With a heated race for Erie County executive and all 11 County Legislature seats up in the November election, there's one issue that doesn't appear to be going away: Who can get driver's licenses.
County Democrats who had initially stayed silent on the issue or hedged their personal opinions have been pushed to take a position — and the position most are taking is against the Green Light law. That now includes the county executive.
After months of declining to provide his personal opinion on whether driver's licenses should be granted to immigrants living here illegally, County Executive Mark Poloncarz released a statement Wednesday saying: "There are many significant legal issues that exist with the law, including the question of its constitutionality and the necessity of ensuring non-citizens are prevented from voting. Ultimately I do not believe this law benefits the people of Erie County and I cannot support it."
His statement came on the heels of County Clerk Michael "Mickey" Kearns announcing his court filing seeking an injunction that would bar the state from enacting the state's new Green Light law.
In Poloncarz's statement, he took credit for directing the County Attorney's Office to represent Kearns. Kearns, however, was the one who first asked for legal representation by the county attorney.
Poloncarz also reiterated his position that if the federal court deems the Green Light law constitutional — which he believes it will — all government officials must follow the law.
"In a civilized, democratic society we do not get to selectively pick the laws we want to enforce and ignore those we dislike," he said.
Local political leaders see it as a potentially defining issue in the general election for both the county executive and county legislator seats.
"I think anyone who is opposed to driver's licenses for illegal immigrants right now will be rewarded by the voters," said State Republican Party Chairman Nicholas Langworthy.
Democratic Party Chairman Jeremy Zellner has said his party has diverse opinions on the subject. But he's always made it a point to highlight local Democrats who have taken stands against the measure, including Erie County Legislature Majority Leader John Bruso, D-Lancaster, who is expected to face a tough re-election fight.
The Legislature Democrats' handling of the driver's license issue has followed a similar pattern of resistance on speaking to the issue, followed by understated positions against.
Members of the Legislature's Republican-supported minority caucus point out that they had been clamoring for the Legislature to discuss the driver's license issue for months, and to have all legislators vote one way or another. But a resolution co-sponsored by Republican legislators Edward Rath III and John Mills in opposition to the "Green Light" bill was sent to languish in the Government Affairs Committee.
So it came as a surprise to the minority caucus when, at the Legislature's last meeting two weeks ago, the resolution was suddenly sent to the Legislature floor by the Democratic majority — after the Green Light bill was already approved by the State Legislature and signed into law.

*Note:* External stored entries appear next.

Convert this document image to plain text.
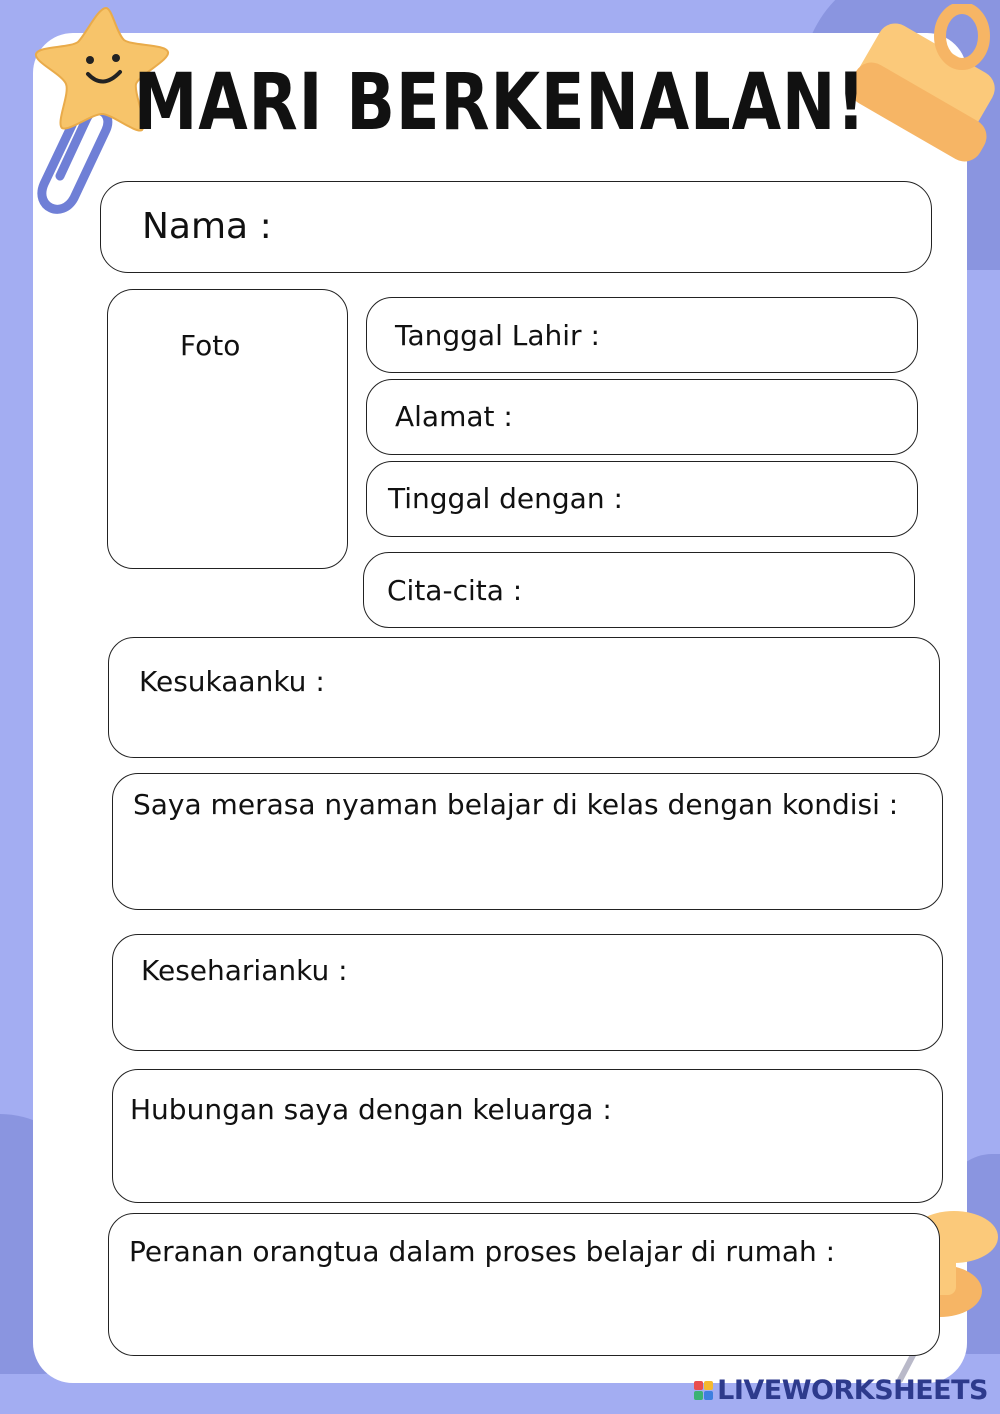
MARI BERKENALAN!
Nama :
Foto	Tanggal Lahir :
Alamat :
Tinggal dengan :
Cita-cita :
Kesukaanku :
Saya merasa nyaman belajar di kelas dengan kondisi :
Keseharianku :
Hubungan saya dengan keluarga :
Peranan orangtua dalam proses belajar di rumah :
LIVEWORKSHEETS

An uproar from minority legislators ensued.
"That’s not the way it ought to be, madam chair," Rath told Democratic Chairwoman April Baskin. "We were begging for a Government Affairs meeting a week ago, a couple of weeks ago."
He pointed out that he had repeatedly requested a County Legislature discussion and vote on the resolution opposing the Green Light bill and was denied. Now suddenly, the Democrats wanted to approve his resolution without comment.
"I can’t even think of an analogy, it's so crazy what we’re doing right now," Rath said.
[Related content: Click here for the link to County Legislature meeting audio. Debate begins at 52 minutes.]
He and others accused the Democratic majority of trying to bury the resolution opposing driver's licenses for undocumented immigrants and refusing to hold any Government Affairs Committee meetings to allow discussion of the issue. The fact that the Democrats were suddenly so interested in moving the issue forward after the law had passed is a sign that Democrats are now feeling the need for political cover in an election year, Rath said.
"We know why," added Legislator Lynne Dixon, who is challenging Poloncarz for the county executive's seat. "We all know why."
Legislator Kevin Hardwick, the Republican-turned-Democrat who chairs the Government Affairs Committee, pointed out that his committee is not meeting any less frequently than it has met over the past two years, including when the Republicans were in the majority. He also said the only reason the Democrats moved the driver's license issue to the floor was because the Republicans wouldn't let the issue go.
"I cannot speak for everybody, but personally, I was worn down," he said. "Like I do too often with my children, I give them what they want so I can move on and get on with my life."
When asked why the legislators didn't put the matter up for a vote sooner, Hardwick said, "In retrospect, I wish we had."
The resolution opposing driver's licenses for immigrants living here illegally and the amendment to have the county attorney represent Kearns in challenging the legitimacy of the state law passed 8-2, with city Democrats April Baskin and Howard Johnson Jr. voting against.